Goiti Yamauchi Wins Inside Distance (+130)
When it comes to Bellator lines, not every prop bet that a UFC card would receive is made available. In this instance, only a few books offer a narrower suggestion of Yamauchi defeating Christopher Gonzalez by submission, and that value is negligible while adding the minor risk of busting the play when Yamauchi turns his grappling into a way to showcase his strikes. Like the headliner of this event, the question hinges on the known quantity against the unknown quantity. While McKee has competed on the Bellator stage for 17 fights, some still wonder about his ceiling. When it comes to Gonzalez, who also maintains a fair amount of Bellator cage time with his last five wins with the promotion, the step up from 2021 Roger Huerta to perennial contender Yamauchi is a massive one that will not likely work in his favor. Coupling the experience gap with the game plan of the wrestler, Yamauchi may be salivating on a matchup that may exclusively take place on the mat.
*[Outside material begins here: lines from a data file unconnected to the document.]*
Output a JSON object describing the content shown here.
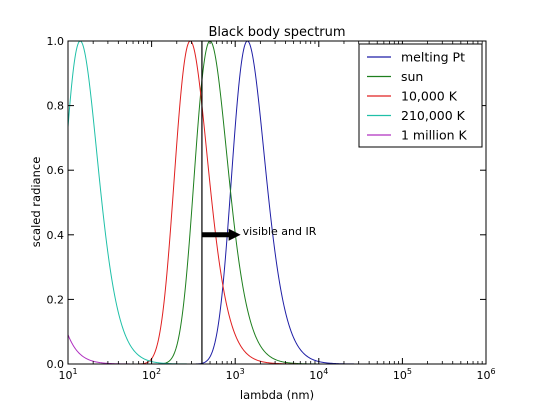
{
  "chart_data": {
    "type": "line",
    "title": "Black body spectrum",
    "xlabel": "lambda (nm)",
    "ylabel": "scaled radiance",
    "xscale": "log",
    "xlim": [
      10,
      1000000
    ],
    "ylim": [
      0.0,
      1.0
    ],
    "x_ticks": [
      {
        "value": 10,
        "mantissa": "10",
        "exp": "1"
      },
      {
        "value": 100,
        "mantissa": "10",
        "exp": "2"
      },
      {
        "value": 1000,
        "mantissa": "10",
        "exp": "3"
      },
      {
        "value": 10000,
        "mantissa": "10",
        "exp": "4"
      },
      {
        "value": 100000,
        "mantissa": "10",
        "exp": "5"
      },
      {
        "value": 1000000,
        "mantissa": "10",
        "exp": "6"
      }
    ],
    "y_ticks": [
      {
        "value": 0.0,
        "label": "0.0"
      },
      {
        "value": 0.2,
        "label": "0.2"
      },
      {
        "value": 0.4,
        "label": "0.4"
      },
      {
        "value": 0.6,
        "label": "0.6"
      },
      {
        "value": 0.8,
        "label": "0.8"
      },
      {
        "value": 1.0,
        "label": "1.0"
      }
    ],
    "grid": false,
    "legend_position": "top-right",
    "series": [
      {
        "name": "melting Pt",
        "color": "#1f1fa6",
        "peak_nm": 1400
      },
      {
        "name": "sun",
        "color": "#1e7f1e",
        "peak_nm": 500
      },
      {
        "name": "10,000 K",
        "color": "#e02020",
        "peak_nm": 290
      },
      {
        "name": "210,000 K",
        "color": "#20c0a8",
        "peak_nm": 14
      },
      {
        "name": "1 million K",
        "color": "#b030c0",
        "peak_nm": 2.9
      }
    ],
    "vline": {
      "x": 400,
      "color": "#000000"
    },
    "annotation": {
      "text": "visible and IR",
      "arrow_from_x": 400,
      "arrow_to_x": 1100,
      "y": 0.4
    }
  }
}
Yamauchi has been outwrestled before, getting taken out of his game by the likes of Bubba Jenkins and Michael Chandler while unable to successfully implement his grappling. There is a possibility that that the junior college All-American wrestler and current Team Alpha Male standout could pass this hurdle and grind out Yamauchi, not leaving himself exposed to get swept when on top. For three rounds and 15 long minutes, the inexperienced fighter is liable to make some kind of mistake, whether posting on his arm that gets snagged or passing guard at the wrong moment. It is in these exchanges that a savvy submission artist like Yamauchi can strike, and it only takes one misstep to get put away. Before the final bell, Yamauchi can find his way through his unbeaten adversary’s defense. Gonzalez, with far less experience, is two years younger than the 28-year-old Japanese fighter out of Brazil. It would not be at all surprising to see the promotion’s all-time leader in submissions notch one more at the expense of this promising prospect.
As a final note, Bellator main cards overwhelmingly play out for betting favorites, and an all-chalk parlay of the five slight or massive favorites would register at +731 for McKee, Yamauchi, Mads Burnell, Islam Mamedov and Usman Nurmagomedov. The biggest risk to this busting, of course, is “Pitbull” getting his hand raised. Should you tweak that to Freire and the other four names, the five-fight accumulator of +768 is a respectable and very reasonable option. If you would rather leave off the main event and just address the remainder of the main card of Burnell-Mamedov-Nurmagomedov-Yamauchi, take that +344 parlay to the bank.